Membaca dari sebuah blog seorang sahabat:
"Ibarat mendaki gunung, [saat ini] adalah
tanjakan curam 90 derajat, hanya ada dua pilihan, bertahan dan sampai di Puncak
dengan selamat, atau sampai puncak dengan luka-luka atau bahkan terjatuh karena
pemandangan alam yang indah nan melenakan. Jika pilihan itu tepat untuk lanjut
di Puncak, masih ada pilihan yang harus di putuskan, bersyukur atau
menyombongkan diri.

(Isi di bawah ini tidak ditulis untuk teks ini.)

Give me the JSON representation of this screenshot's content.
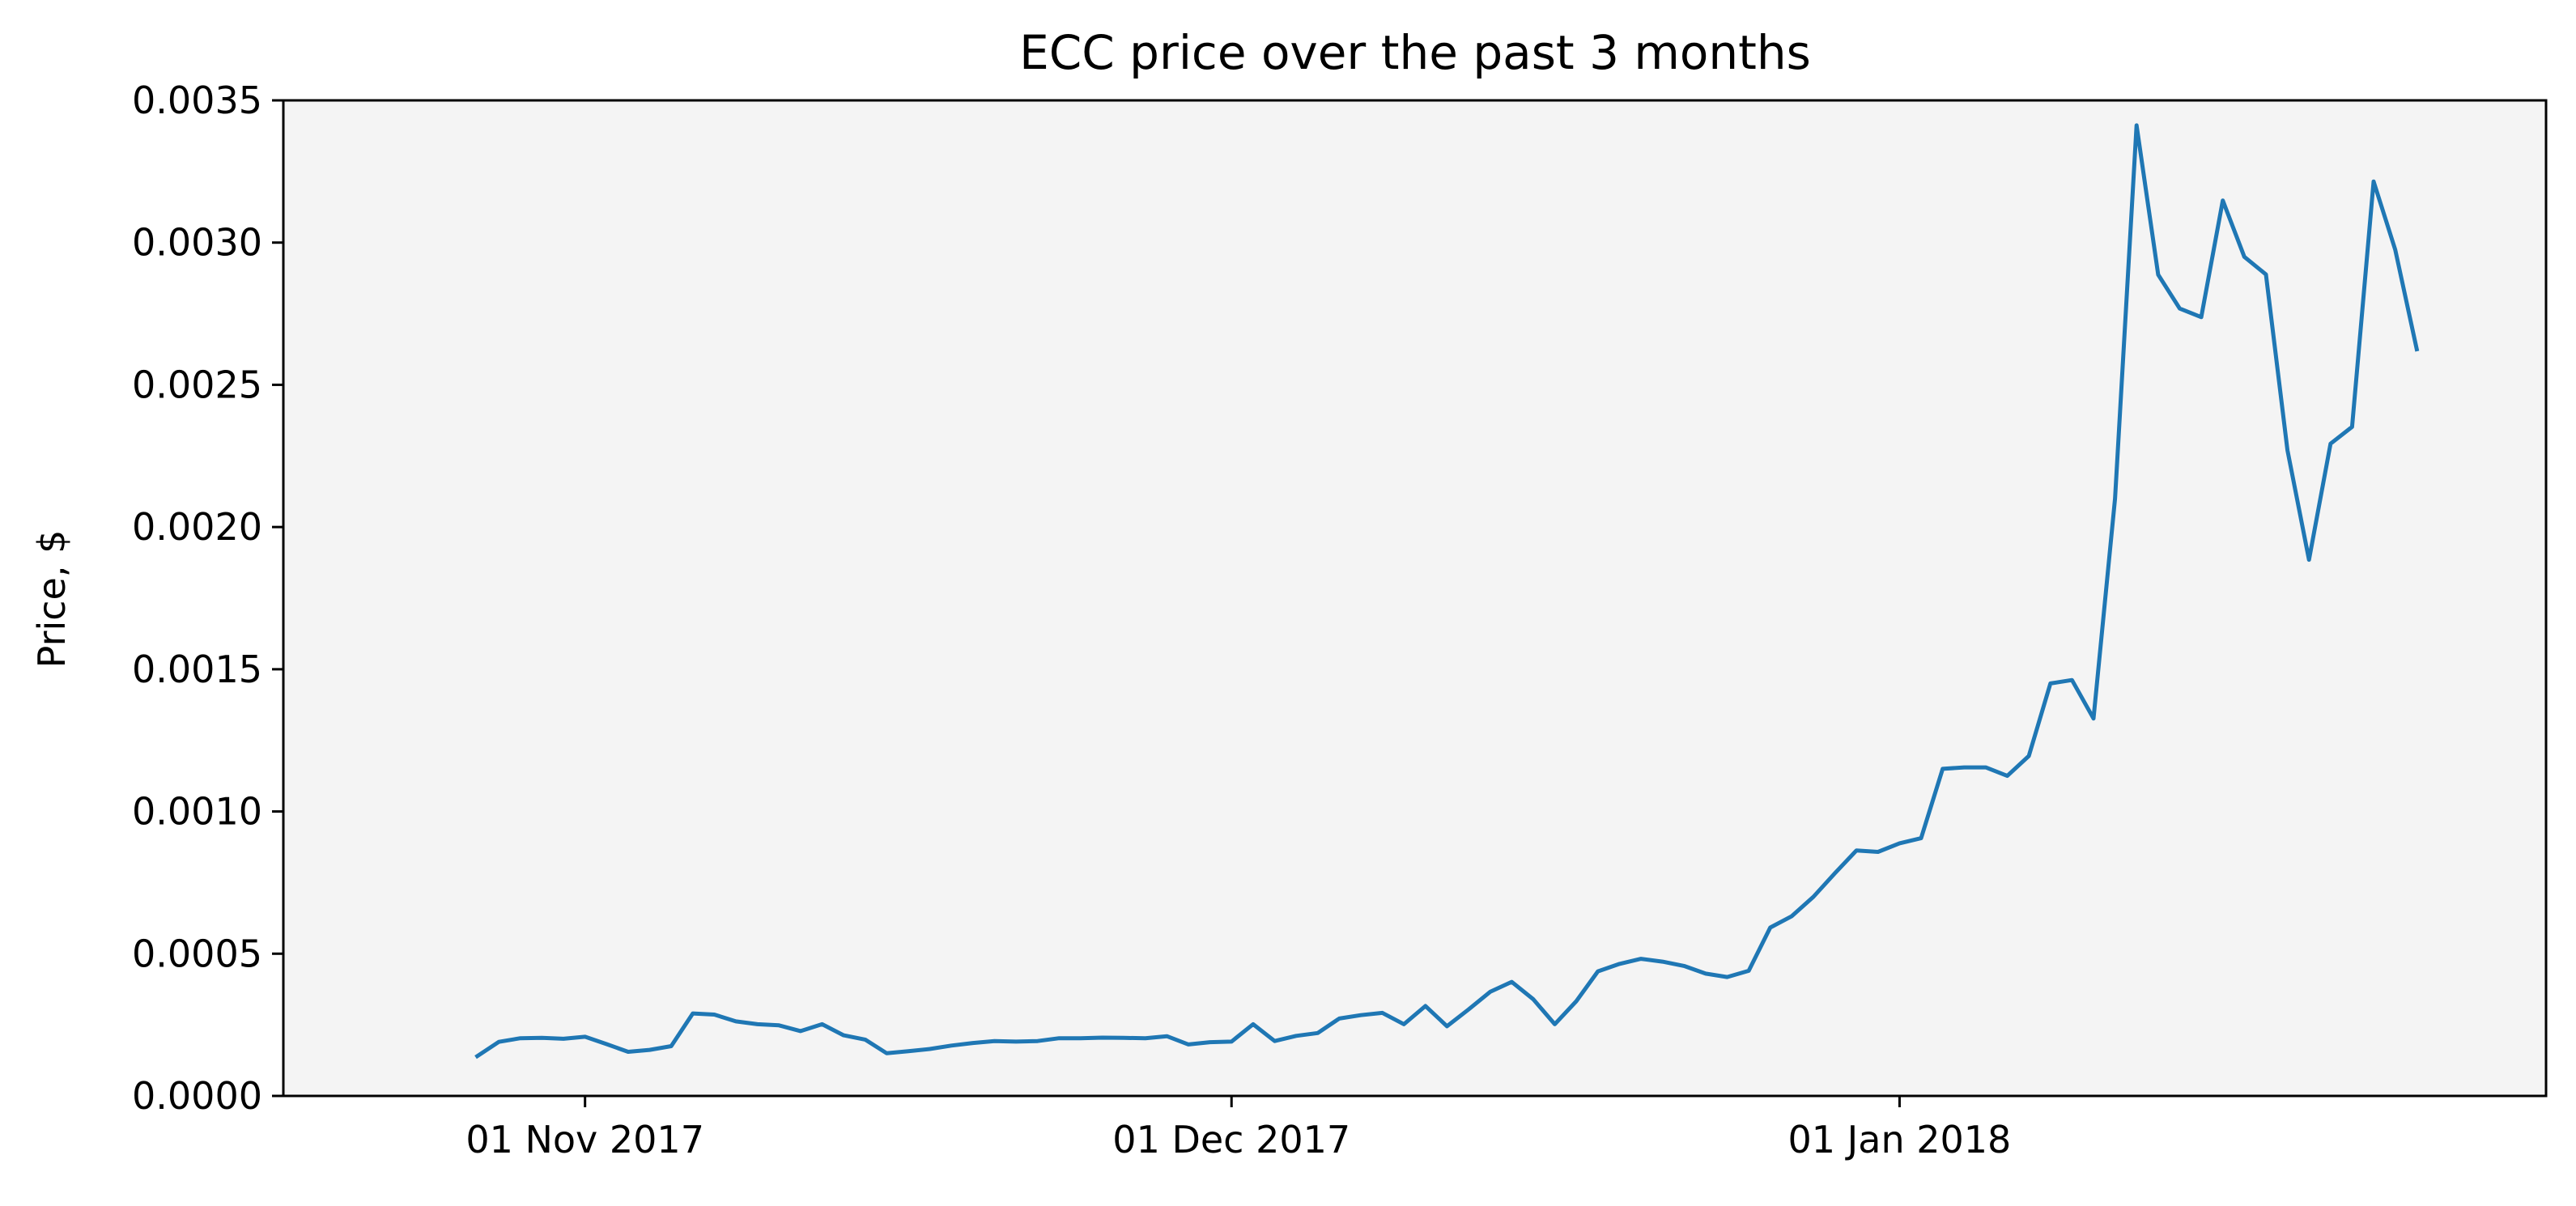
{
  "chart_data": {
    "type": "line",
    "title": "ECC price over the past 3 months",
    "xlabel": "",
    "ylabel": "Price, $",
    "xlim": [
      "2017-10-18",
      "2018-01-31"
    ],
    "ylim": [
      0,
      0.0035
    ],
    "yticks": [
      "0.0000",
      "0.0005",
      "0.0010",
      "0.0015",
      "0.0020",
      "0.0025",
      "0.0030",
      "0.0035"
    ],
    "xticks": [
      {
        "date": "2017-11-01",
        "label": "01 Nov 2017"
      },
      {
        "date": "2017-12-01",
        "label": "01 Dec 2017"
      },
      {
        "date": "2018-01-01",
        "label": "01 Jan 2018"
      }
    ],
    "grid": false,
    "legend": "none",
    "colors": {
      "line": "#1f77b4",
      "plot_background": "#f4f4f4",
      "frame": "#000000"
    },
    "x_start": "2017-10-27",
    "values": [
      0.00014,
      0.00019,
      0.000203,
      0.000204,
      0.000201,
      0.000208,
      0.000182,
      0.000155,
      0.000162,
      0.000175,
      0.00029,
      0.000286,
      0.000262,
      0.000252,
      0.000248,
      0.000228,
      0.000252,
      0.000213,
      0.000198,
      0.00015,
      0.000157,
      0.000165,
      0.000177,
      0.000186,
      0.000193,
      0.000191,
      0.000193,
      0.000203,
      0.000203,
      0.000205,
      0.000204,
      0.000203,
      0.00021,
      0.000181,
      0.000189,
      0.000191,
      0.000252,
      0.000193,
      0.000211,
      0.000221,
      0.000272,
      0.000284,
      0.000292,
      0.000252,
      0.000316,
      0.000245,
      0.000304,
      0.000366,
      0.000401,
      0.00034,
      0.000252,
      0.000333,
      0.000438,
      0.000464,
      0.000482,
      0.000472,
      0.000457,
      0.00043,
      0.000418,
      0.00044,
      0.000592,
      0.000632,
      0.0007,
      0.000783,
      0.000863,
      0.000858,
      0.000888,
      0.000906,
      0.00115,
      0.001155,
      0.001155,
      0.001125,
      0.001195,
      0.00145,
      0.001462,
      0.001327,
      0.0021,
      0.003412,
      0.002887,
      0.002768,
      0.002738,
      0.003148,
      0.00295,
      0.002888,
      0.00227,
      0.001885,
      0.002293,
      0.002352,
      0.003215,
      0.002975,
      0.002625
    ]
  }
}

Bagi yang terjatuh, bagimu dua pilihan, membiarkan
sekelilingmu tertawa lepas karena kau menyerah atau kau akan bangkit lagi untuk
kembali mengarungi rintangan hingga menggapai Puncak, dan kata seorang sahabat,
sejatinya tidak ada Puncak yang abadi, selain Puncak kehidupan dengan
berpedoman kepada aturan Allah. Lalu kepada siapa lagi kita akan mengharap
pertolongan? Ya, hanya kepada Allah. Yang rasanya tidak mungkin, bisa jadi
mungkin. Kalau kata ustadz, Istiqomah sampai khusnul khotimah.Aamiin"
(Rescue Iffah)
(Rescue Iffah)
Semoga singkat cerita ini bermanfaat dan menebar
kebaikan.
Kamar Kos, Indralaya
1 April 2014
* tanda [saat ini] menunjukkan ada sedikit perubahan.